After a significant correction, the Nifty 50 is currently trading at approximately 20.23 times TTM (trailing twelve months) P/E — well below its 1-year median of 22.30x and 10-year median of 23.50x.
This places India at a reasonable valuation relative to global peers such as NASDAQ (33.23x), Nikkei225 (22.14x), and DAX (16.49x), the report mentioned.
India’s valuation premium relative to emerging markets is underpinned by strong structural fundamentals.
The economy is expected to grow at 7.3–7.5 per cent in FY26 (as per Fitch, MOSPI and consensus estimates), while Nifty earnings are projected to deliver a low-to-mid-teens CAGR over FY26–FY28.
This growth visibility is further reinforced by political and policy stability, which enhances investment predictability, along with robust domestic capital flows through SIPs, EPFO, and insurance channels.
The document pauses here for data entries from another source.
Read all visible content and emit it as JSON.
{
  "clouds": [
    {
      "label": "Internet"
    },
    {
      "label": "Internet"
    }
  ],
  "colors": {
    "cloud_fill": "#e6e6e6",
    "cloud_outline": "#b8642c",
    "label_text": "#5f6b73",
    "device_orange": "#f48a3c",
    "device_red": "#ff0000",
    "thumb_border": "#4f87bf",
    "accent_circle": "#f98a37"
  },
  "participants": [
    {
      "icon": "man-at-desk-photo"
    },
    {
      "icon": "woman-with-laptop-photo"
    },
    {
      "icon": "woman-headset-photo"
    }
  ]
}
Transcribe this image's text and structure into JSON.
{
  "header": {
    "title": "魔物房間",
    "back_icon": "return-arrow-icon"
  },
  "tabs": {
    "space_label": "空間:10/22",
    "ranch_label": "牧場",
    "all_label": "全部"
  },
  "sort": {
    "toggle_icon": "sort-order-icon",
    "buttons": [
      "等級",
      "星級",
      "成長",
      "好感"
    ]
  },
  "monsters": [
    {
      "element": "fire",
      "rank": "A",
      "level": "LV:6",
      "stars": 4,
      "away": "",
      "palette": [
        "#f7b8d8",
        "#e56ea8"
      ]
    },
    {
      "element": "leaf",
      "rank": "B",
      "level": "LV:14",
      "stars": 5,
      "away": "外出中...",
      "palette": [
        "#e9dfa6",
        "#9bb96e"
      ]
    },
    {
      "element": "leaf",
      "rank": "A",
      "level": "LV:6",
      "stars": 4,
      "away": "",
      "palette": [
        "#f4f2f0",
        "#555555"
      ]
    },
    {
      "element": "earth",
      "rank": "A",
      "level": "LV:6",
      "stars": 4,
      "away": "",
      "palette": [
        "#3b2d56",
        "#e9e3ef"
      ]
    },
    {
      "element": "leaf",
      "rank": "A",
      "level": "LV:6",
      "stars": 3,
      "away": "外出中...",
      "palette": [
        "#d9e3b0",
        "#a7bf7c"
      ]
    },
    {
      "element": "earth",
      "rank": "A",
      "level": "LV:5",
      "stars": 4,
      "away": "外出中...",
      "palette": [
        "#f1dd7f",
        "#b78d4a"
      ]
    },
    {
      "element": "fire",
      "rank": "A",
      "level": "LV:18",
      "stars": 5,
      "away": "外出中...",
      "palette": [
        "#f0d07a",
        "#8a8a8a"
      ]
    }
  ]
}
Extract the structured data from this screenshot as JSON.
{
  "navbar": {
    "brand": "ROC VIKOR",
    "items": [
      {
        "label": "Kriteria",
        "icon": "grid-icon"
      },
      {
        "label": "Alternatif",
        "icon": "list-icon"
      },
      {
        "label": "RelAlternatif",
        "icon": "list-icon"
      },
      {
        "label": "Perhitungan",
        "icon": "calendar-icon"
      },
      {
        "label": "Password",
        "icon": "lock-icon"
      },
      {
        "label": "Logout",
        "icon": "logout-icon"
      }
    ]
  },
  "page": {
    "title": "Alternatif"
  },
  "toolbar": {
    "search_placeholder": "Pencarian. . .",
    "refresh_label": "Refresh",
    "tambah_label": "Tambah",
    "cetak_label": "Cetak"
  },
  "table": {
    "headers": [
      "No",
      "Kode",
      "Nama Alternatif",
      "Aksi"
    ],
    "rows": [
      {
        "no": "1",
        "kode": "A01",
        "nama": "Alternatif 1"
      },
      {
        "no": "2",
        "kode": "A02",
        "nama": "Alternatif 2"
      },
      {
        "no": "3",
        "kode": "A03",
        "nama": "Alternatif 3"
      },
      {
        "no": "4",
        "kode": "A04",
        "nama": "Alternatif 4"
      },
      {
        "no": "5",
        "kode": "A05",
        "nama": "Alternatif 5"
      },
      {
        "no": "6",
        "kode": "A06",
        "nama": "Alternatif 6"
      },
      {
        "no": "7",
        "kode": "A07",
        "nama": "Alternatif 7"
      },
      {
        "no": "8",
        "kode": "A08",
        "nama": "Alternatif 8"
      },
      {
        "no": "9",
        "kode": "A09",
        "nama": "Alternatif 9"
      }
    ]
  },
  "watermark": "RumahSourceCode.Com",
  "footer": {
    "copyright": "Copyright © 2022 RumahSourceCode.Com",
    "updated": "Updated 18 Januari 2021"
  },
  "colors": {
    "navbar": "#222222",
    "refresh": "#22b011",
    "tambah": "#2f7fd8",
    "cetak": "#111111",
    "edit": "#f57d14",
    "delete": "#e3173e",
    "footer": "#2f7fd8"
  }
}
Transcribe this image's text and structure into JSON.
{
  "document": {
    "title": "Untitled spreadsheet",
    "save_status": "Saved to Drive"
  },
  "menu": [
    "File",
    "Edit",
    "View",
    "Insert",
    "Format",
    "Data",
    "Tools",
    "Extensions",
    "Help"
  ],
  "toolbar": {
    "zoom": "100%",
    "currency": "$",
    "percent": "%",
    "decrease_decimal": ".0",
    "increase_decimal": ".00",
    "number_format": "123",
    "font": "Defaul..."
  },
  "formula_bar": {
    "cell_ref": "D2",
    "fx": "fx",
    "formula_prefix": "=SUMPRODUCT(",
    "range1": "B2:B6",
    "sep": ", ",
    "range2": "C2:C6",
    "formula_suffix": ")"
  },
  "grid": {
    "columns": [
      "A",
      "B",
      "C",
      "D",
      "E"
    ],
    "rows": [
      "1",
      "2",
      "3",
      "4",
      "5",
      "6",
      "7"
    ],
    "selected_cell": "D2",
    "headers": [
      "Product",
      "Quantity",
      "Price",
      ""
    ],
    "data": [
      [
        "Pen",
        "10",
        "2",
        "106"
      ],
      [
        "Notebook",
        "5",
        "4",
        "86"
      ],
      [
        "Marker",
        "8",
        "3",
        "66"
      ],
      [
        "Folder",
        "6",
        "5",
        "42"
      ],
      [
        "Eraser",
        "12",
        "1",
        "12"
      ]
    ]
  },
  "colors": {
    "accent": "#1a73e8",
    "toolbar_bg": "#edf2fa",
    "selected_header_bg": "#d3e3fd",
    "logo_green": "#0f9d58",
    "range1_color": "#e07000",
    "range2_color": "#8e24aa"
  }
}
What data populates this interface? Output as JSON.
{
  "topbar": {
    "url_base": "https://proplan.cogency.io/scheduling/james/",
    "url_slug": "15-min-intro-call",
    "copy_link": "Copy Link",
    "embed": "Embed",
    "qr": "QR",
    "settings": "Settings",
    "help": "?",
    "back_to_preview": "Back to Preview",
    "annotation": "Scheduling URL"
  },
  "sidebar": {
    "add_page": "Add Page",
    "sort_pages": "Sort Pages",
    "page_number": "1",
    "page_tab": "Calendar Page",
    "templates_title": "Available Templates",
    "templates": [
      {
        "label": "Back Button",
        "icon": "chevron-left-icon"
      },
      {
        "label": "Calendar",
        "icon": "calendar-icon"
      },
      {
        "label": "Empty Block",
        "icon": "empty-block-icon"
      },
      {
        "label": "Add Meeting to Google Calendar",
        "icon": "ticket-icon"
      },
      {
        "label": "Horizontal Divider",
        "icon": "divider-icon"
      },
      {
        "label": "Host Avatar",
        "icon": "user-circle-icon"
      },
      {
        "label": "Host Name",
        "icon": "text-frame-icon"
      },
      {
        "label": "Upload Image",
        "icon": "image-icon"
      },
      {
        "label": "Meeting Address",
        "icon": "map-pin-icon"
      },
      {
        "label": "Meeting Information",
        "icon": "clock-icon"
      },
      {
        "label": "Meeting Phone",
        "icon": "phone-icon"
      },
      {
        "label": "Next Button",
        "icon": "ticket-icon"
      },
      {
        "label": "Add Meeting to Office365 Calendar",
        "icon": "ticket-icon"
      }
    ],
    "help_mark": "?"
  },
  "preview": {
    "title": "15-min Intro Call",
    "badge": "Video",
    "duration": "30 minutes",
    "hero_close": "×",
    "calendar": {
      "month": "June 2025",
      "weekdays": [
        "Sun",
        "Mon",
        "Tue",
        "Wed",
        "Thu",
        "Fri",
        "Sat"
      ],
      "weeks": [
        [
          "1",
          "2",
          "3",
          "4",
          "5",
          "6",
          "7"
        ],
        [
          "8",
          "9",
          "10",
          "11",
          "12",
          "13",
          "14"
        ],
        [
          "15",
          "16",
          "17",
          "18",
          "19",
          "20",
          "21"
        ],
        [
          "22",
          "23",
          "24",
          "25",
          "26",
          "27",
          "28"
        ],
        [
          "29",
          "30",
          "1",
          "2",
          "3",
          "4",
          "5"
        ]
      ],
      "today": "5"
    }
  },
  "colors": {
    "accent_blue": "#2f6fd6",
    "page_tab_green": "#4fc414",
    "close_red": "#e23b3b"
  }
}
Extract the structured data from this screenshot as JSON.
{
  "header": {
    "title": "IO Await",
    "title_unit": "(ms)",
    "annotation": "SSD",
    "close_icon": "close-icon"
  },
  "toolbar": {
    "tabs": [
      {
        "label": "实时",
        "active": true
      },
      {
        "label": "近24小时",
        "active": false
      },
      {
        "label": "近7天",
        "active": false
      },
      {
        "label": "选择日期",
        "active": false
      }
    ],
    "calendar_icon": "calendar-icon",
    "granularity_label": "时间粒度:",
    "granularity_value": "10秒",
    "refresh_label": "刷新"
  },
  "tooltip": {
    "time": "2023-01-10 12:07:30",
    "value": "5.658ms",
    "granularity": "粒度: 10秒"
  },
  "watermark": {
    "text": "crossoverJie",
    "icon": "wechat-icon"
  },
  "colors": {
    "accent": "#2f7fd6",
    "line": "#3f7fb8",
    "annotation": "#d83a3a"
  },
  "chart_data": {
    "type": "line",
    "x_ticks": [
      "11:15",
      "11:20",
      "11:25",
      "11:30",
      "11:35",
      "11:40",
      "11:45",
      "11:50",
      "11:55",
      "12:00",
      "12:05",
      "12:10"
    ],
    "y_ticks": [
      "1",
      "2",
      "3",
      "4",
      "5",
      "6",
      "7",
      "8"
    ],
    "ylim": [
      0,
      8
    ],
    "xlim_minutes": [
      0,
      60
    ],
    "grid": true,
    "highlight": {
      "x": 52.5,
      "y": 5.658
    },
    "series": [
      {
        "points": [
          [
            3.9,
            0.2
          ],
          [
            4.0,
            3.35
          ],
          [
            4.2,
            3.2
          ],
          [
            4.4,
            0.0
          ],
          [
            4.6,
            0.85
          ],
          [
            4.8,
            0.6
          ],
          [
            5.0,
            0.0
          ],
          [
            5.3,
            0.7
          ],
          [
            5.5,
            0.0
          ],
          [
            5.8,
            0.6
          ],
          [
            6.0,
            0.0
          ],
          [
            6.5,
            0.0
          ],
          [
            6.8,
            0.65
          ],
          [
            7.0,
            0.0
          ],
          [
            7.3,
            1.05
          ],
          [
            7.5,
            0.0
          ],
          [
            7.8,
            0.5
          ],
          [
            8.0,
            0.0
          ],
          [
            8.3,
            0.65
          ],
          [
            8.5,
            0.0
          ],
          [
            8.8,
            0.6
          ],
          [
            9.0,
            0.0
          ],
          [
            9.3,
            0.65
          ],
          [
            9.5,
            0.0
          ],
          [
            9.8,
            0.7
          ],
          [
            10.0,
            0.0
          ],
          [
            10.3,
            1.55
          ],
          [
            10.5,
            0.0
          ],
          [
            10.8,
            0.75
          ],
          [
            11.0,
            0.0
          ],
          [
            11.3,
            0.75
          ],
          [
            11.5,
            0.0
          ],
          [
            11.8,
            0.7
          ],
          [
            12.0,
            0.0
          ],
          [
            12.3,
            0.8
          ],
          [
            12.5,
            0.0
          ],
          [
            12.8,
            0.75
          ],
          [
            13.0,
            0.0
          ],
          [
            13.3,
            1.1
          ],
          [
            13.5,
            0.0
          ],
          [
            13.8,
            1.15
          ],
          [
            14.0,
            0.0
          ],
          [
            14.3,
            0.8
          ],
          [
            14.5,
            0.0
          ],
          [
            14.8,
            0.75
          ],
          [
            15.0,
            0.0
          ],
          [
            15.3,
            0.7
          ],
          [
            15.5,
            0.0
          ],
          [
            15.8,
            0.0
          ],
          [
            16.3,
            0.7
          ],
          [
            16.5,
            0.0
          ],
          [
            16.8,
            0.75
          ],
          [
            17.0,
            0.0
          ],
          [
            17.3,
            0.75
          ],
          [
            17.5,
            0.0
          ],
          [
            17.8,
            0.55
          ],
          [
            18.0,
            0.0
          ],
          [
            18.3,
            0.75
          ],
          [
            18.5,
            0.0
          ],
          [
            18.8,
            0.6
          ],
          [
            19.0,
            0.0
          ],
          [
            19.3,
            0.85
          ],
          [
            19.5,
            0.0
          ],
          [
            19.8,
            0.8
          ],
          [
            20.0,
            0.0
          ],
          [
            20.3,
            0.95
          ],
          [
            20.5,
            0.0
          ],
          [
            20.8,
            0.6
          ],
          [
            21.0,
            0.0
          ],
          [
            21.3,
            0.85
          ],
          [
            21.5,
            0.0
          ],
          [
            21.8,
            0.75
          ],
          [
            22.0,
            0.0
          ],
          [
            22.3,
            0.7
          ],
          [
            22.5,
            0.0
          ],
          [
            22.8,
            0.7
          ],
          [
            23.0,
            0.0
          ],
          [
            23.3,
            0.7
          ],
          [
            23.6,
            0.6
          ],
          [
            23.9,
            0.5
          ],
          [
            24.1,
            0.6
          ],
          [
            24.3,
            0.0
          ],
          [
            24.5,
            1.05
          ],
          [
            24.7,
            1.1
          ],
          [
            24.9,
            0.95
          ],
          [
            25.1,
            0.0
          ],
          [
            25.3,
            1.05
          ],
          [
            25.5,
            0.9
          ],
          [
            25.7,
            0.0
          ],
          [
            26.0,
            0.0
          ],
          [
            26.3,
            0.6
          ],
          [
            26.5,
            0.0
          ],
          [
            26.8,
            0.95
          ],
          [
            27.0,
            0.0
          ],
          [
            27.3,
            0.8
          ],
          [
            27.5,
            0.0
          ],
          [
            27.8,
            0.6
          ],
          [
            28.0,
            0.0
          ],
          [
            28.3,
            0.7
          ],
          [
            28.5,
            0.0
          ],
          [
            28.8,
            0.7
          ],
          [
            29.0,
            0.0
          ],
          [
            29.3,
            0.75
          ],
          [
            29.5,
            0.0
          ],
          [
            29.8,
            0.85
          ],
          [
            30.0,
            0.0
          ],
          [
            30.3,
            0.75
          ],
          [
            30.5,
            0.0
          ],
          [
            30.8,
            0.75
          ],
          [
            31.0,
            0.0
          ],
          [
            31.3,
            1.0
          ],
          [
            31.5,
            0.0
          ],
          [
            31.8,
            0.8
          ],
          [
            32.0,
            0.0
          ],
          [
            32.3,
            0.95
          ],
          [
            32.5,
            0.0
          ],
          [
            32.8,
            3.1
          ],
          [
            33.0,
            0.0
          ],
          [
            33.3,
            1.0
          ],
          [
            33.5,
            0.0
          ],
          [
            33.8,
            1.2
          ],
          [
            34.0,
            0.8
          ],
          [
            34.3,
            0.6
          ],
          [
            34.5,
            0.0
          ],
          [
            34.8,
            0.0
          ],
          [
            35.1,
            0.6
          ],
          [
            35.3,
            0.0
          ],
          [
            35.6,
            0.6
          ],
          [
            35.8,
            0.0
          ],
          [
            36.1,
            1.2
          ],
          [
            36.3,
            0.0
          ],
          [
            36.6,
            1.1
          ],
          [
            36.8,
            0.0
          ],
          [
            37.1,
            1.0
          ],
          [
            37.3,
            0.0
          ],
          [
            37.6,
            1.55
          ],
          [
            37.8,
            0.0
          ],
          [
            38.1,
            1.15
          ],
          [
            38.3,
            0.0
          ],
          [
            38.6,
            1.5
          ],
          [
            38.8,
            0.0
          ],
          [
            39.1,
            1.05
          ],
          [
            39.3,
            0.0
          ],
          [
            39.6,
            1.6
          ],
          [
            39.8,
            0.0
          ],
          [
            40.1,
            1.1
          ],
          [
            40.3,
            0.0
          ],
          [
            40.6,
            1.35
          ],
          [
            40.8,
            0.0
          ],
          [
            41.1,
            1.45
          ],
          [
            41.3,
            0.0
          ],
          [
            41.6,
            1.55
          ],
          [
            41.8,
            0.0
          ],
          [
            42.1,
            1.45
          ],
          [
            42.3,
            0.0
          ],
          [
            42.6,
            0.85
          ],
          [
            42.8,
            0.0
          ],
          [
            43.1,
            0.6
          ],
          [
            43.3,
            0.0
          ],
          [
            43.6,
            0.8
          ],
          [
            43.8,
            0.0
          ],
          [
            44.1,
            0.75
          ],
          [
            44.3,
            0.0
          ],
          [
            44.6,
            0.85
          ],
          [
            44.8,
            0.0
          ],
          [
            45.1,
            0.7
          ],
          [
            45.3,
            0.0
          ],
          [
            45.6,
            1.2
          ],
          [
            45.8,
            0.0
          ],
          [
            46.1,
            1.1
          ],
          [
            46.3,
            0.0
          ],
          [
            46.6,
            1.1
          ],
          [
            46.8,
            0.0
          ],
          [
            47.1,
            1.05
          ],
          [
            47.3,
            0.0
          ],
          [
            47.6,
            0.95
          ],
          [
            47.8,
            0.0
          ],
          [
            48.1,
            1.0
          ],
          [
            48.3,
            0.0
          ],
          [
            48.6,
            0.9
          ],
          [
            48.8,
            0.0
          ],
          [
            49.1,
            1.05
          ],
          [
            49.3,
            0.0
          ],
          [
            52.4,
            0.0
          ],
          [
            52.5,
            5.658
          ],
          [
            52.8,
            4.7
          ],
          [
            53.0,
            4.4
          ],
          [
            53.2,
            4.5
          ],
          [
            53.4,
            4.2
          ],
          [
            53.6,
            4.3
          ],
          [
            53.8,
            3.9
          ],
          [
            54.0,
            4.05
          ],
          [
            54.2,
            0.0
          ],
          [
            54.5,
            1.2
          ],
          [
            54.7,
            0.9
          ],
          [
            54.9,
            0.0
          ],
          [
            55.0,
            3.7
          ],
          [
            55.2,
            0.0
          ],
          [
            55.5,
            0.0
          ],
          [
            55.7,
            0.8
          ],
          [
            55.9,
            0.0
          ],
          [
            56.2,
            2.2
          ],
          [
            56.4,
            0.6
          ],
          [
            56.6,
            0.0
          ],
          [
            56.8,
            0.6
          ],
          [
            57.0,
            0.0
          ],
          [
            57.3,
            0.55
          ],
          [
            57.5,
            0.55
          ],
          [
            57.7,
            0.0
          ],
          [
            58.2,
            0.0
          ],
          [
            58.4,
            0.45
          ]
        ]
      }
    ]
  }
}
India is entering a new, long-duration investment cycle led by three mutually reinforcing sectors like manufacturing, infrastructure, and energy.
It highlights that the three sectors together are expected to define India’s next decade of investment-led growth, offering scale, visibility, and compounding opportunities for long-term capital.
“Promoters today are more open to partnering with institutional capital to accelerate growth and build scale. With capital available but increasingly selective, businesses with strong governance and execution capabilities will stand out. We see this as a defining phase for sustained, investment-led growth in India,” said Singh.